PAGE 4
The Surgeon Of Gaster Fell
by
“I am a visitor, like yourself,” I answered. “I am a student, and have come for quiet and repose, which my studies demand.”
“Quiet, indeed!” said she, glancing round at the vast circle of silent moors, with the one tiny line of grey cottages which sloped down beneath us.
“And yet not quiet enough,” I answered, laughing, “for I have been forced to move further into the fells for the absolute peace which I require.”
“Have you, then, built a house upon the fells?” she asked, arching her eyebrows.
“I have, and hope within a few days to occupy it.”
“Ah, but that is triste,” she cried. “And where is it, then, this house which you have built?”
“It is over yonder,” I answered. “See that stream which lies like a silver band upon the distant moor? It is the Gaster Beck, and it runs through Gaster Fell.”
She started, and turned upon me her great dark, questioning eyes with a look in which surprise, incredulity, and something akin to horror seemed to be struggling for mastery.
“And you will live on the Gaster Fell?” she cried.
“So I have planned. But what do you know of Gaster Fell, Miss Cameron?” I asked. “I had thought that you were a stranger in these parts.”
“Indeed, I have never been here before,” she answered. “But I have heard my brother talk of these Yorkshire moors; and, if I mistake not, I have heard him name this very one as the wildest and most savage of them all.”
“Very likely,” said I, carelessly. “It is indeed a dreary place.”
“Then why live there?” she cried, eagerly. “Consider the loneliness, the barrenness, the want of all comfort and of all aid, should aid be needed.”
“Aid! What aid should be needed on Gaster Fell?”
She looked down and shrugged her shoulders. “Sickness may come in all places,” said she. “If I were a man I do not think I would live alone on Gaster Fell.”
“I have braved worse dangers than that,” said I, laughing; “but I fear that your picture will be spoiled, for the clouds are banking up, and already I feel a few raindrops.”

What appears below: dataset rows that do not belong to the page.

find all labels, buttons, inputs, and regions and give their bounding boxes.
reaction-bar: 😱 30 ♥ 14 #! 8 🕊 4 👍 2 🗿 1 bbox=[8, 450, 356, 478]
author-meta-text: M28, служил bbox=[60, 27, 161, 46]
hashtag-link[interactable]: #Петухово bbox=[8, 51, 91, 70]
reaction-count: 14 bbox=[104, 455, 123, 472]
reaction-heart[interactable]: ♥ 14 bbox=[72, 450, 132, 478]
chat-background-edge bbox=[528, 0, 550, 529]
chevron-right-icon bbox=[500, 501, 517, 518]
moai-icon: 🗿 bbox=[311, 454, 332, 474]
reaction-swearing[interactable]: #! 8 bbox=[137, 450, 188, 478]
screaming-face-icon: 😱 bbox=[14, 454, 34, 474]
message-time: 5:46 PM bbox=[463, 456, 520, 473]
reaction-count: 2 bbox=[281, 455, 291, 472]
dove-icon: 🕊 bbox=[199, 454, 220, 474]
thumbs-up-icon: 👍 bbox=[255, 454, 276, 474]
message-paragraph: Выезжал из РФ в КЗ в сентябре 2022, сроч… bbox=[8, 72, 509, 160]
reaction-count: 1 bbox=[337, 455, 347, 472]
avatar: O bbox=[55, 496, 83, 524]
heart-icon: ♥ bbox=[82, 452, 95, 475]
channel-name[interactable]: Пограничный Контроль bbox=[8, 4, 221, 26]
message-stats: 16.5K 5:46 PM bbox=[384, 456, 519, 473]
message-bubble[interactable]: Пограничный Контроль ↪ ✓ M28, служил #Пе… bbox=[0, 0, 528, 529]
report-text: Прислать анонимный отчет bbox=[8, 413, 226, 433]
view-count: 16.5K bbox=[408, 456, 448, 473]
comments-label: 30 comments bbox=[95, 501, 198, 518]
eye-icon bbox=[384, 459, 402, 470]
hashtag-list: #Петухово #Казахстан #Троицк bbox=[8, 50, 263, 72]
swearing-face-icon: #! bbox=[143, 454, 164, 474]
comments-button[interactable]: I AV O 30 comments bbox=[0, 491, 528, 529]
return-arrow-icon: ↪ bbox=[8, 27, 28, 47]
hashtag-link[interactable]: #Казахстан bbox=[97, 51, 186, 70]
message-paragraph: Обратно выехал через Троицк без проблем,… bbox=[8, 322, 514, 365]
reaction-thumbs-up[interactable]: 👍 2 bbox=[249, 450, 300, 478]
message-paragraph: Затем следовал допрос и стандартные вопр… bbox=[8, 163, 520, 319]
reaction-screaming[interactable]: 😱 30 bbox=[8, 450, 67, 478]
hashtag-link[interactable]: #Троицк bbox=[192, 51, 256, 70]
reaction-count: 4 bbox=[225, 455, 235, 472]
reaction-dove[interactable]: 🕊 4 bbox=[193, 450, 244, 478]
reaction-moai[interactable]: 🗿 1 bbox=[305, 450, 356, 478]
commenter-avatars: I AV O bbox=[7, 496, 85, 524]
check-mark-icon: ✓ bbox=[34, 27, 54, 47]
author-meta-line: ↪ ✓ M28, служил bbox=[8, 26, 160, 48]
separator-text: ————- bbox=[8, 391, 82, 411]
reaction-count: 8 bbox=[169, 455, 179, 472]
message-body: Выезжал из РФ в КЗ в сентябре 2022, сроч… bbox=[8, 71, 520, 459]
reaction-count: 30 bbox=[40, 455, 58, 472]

Indeed, it was high time we were on our way to shelter, for even as I spoke there came the sudden, steady swish of the shower. Laughing merrily, my companion threw her light shawl over her head, and, seizing picture and easel, ran with the lithe grace of a young fawn down the furze-clad slope, while I followed after with camp-stool and paint-box.
* * * * *
It was the eve of my departure from Kirkby-Malhouse that we sat upon the green bank in the garden, she with dark dreamy eyes looking sadly out over the sombre fells; while I, with a book upon my knee, glanced covertly at her lovely profile and marvelled to myself how twenty years of life could have stamped so sad and wistful an expression upon it.
“You have read much,” I remarked at last. “Women have opportunities now such as their mothers never knew. Have you ever thought of going further–or seeking a course of college or even a learned profession?”

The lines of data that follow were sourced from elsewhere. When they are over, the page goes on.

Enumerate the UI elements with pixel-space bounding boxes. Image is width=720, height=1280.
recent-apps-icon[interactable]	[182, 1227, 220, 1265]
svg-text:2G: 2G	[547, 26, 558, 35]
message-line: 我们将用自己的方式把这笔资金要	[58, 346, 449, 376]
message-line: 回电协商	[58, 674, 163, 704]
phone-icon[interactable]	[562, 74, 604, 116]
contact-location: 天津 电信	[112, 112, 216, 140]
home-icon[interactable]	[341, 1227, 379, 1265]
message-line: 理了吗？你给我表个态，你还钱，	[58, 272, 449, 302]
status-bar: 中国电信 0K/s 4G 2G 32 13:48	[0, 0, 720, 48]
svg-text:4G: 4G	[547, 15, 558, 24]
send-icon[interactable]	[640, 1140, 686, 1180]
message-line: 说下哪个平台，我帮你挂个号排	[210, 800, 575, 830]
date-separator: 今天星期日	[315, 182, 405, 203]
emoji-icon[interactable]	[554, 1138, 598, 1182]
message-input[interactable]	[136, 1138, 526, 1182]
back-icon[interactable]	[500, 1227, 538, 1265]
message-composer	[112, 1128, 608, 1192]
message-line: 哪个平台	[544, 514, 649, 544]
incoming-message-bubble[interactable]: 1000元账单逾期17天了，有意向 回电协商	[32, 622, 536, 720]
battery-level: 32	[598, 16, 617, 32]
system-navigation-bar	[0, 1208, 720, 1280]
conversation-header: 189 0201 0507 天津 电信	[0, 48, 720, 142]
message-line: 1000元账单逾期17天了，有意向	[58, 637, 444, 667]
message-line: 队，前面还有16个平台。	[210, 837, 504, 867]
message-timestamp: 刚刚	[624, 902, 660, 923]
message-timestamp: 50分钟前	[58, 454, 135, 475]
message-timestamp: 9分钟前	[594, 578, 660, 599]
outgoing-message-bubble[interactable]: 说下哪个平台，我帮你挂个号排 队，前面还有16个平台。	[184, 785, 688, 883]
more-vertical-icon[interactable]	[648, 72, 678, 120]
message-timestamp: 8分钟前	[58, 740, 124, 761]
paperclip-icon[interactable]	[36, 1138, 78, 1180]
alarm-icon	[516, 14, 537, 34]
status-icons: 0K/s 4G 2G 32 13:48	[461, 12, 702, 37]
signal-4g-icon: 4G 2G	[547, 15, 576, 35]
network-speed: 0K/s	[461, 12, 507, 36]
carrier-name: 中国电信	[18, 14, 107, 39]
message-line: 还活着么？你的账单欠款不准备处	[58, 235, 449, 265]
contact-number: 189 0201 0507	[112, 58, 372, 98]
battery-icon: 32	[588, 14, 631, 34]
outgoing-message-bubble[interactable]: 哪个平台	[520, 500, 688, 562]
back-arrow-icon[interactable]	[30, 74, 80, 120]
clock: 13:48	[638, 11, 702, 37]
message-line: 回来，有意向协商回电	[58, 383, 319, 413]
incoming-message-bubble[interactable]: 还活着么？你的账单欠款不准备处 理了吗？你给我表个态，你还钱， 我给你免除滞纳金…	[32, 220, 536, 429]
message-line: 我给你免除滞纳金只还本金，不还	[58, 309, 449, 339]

She smiled wearily at the thought.
“I have no aim, no ambition,” she said. “My future is black–confused–a chaos. My life is like to one of these paths upon the fells. You have seen them, Monsieur Upperton. They are smooth and straight and clear where they begin; but soon they wind to left and wind to right, and so mid rocks and crags until they lose themselves in some quagmire. At Brussels my path was straight; but now, mon Dieu! who is there can tell me where it leads?”
“It might take no prophet to do that, Miss Cameron,” quoth I, with the fatherly manner which twoscore years may show toward one. “If I may read your life, I would venture to say that you were destined to fulfil the lot of women–to make some good man happy, and to shed around, in some wider circle, the pleasure which your society has given me since first I knew you.”